Many agencies and RPOs can provide extensive data on their processes and results. Internal functions would have to gather data and do the analytics to prove that they can do a better job. With the lack of qualified staff and budget, this is very difficult for them to do.
In addition, whether an external provider does a good job or not depends on the confidence and leadership internally. Insecure leaders see the outside provider as a threat and may unconsciously undermine their effectiveness. Or the outside provider is given searches the internal team has failed to find.
3. To remain competitive with outside providers, an internal function has to be as efficient as or more efficient than an outside provider.
This means constantly improving operational excellence, adding appropriate technology, accessing detailed market information, coaching hiring managers, and building a reputation for adding real value through the quality of Talent it provides.
Internal functions are never very efficient primarily because leadership is transitory and budgets are small: I am not sure of the average tenure of a recruiting leader, but I would guess it is less than three years.
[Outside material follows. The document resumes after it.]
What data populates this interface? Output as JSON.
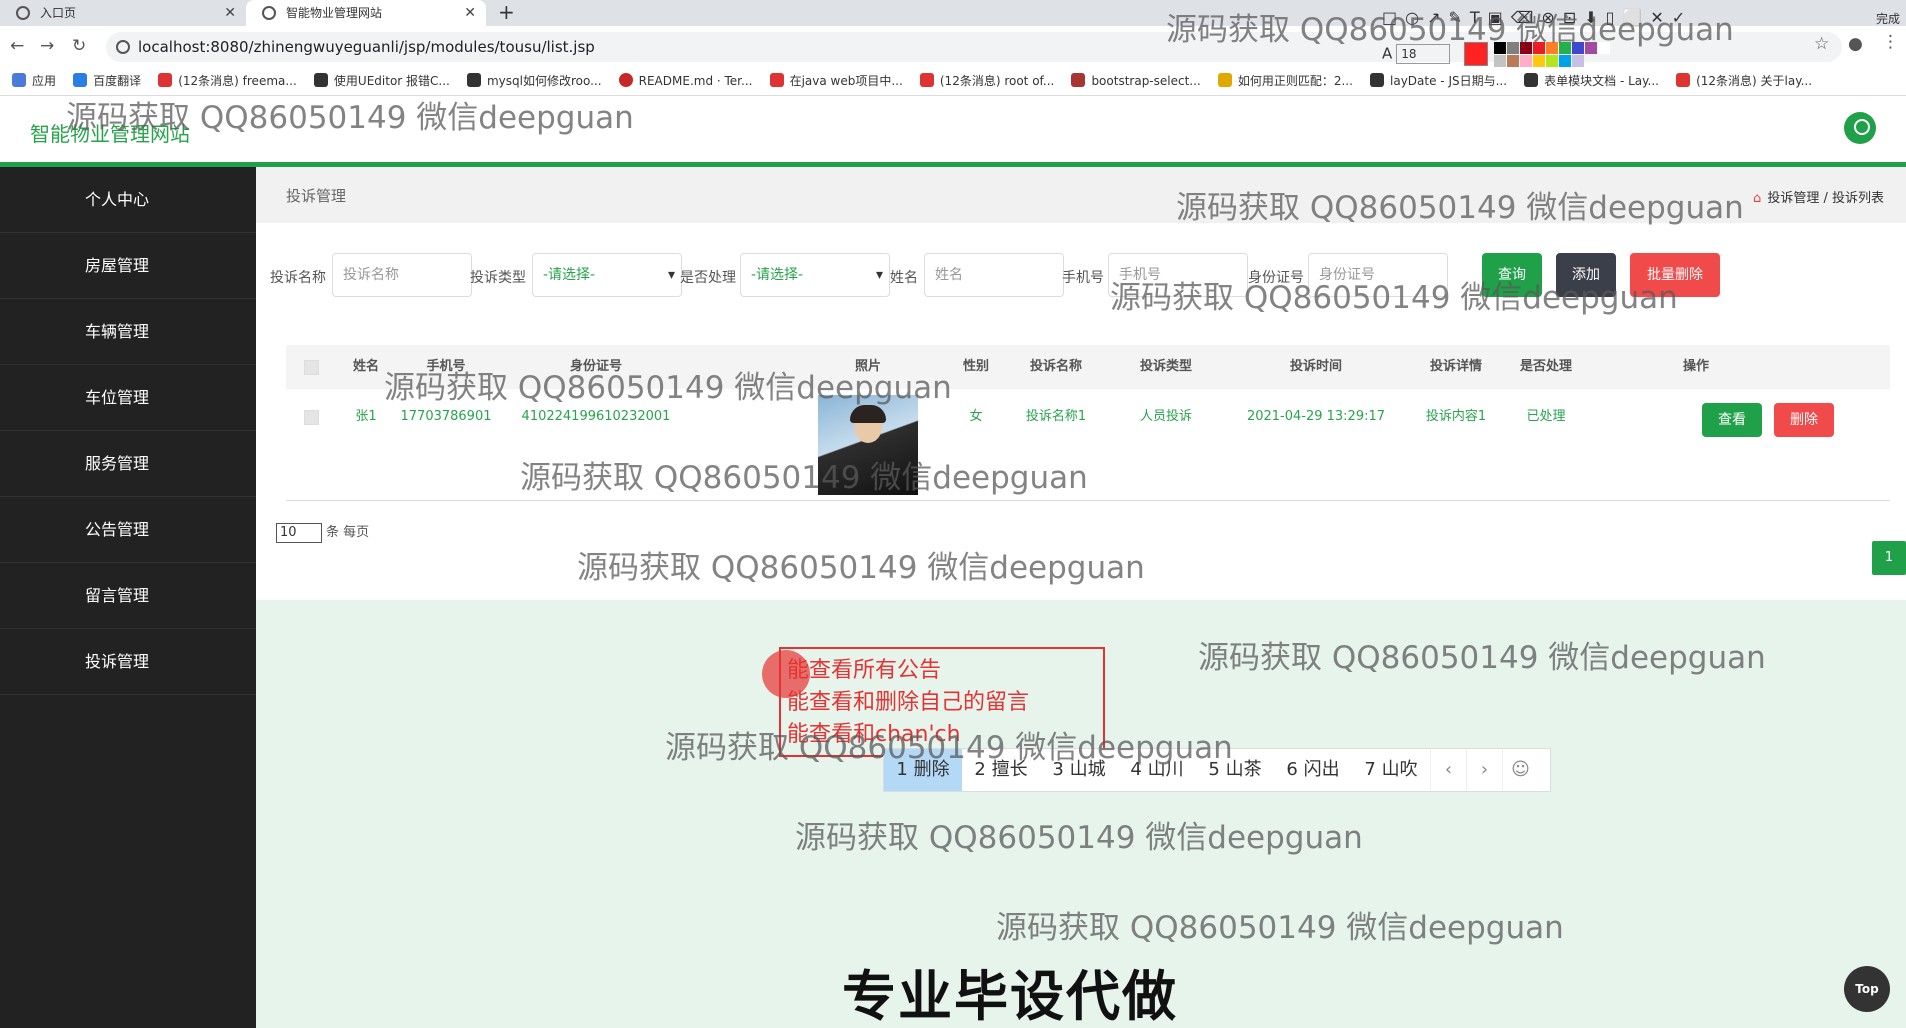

This means there is little to no continuity of strategic planning, no oversight of process improvements, and little opportunity or budget to choose, install, learn, and refine the technology.
Most organisations I have worked with change processes, procedures, and technology with each leader that arrives. Plans that have taken months to create are thrown away overnight. This is the area where an external provider has an advantage. They can spend whatever it takes to hire the best Talent and put in place tools that improve speed and efficiency.
4. Recruiters also need to be retained, trained, and incentivised to perform. External agencies can offer commissions, bonuses, and other rewards for outstanding performance. They can fire inefficient or incompetent recruiters quickly.
Internal functions are usually tied to traditional reward structures that do not provide the shorter term, efficiency-based rewards that would be more effective. A recruiter can barely perform at all and survive (and even thrive) by courting a few hiring managers or by being a good bureaucrat.
And employment laws and internal practices limit when and how a recruiter can be fired and the process is lengthy.
5. Technology has become essential to an efficient and cost-effective recruitment function. Unfortunately, internal functions are seen as overhead and have to compete with other HR functions for scarce funds. There is rarely the budget or the skilled staff to evaluate, install, and operate the various recruitment technologies effectively.
RPOs and agencies view technology as an essential investment in their future. They hire technical experts to either purchase or develop the tools they need to reduce costs and staff and improve efficiency. They train staff to use these tools and use automation to free up recruiters so they can spend more time engaging and closing candidates. Many have pioneered the use of video interviewing, assessment testing, and CRM to increase candidate quality and hiring speed.
Very few internal functions have the same level of capabilities or the same amount and quality of trained recruiters.
Given the pandemic, the resulting reduction in staff, and the growing use of remote and virtual workers, there are few compelling factors to recommend retaining an internal function and by-and-large they offer little that would make them indispensable.
By negotiating tough performance-based outsourcing agreements and allowing outside recruiters access to hiring managers, firms could eliminate the administrative and benefits costs of retaining employee-recruiters and the function could be reduced to a few liaison folks and vendor managers.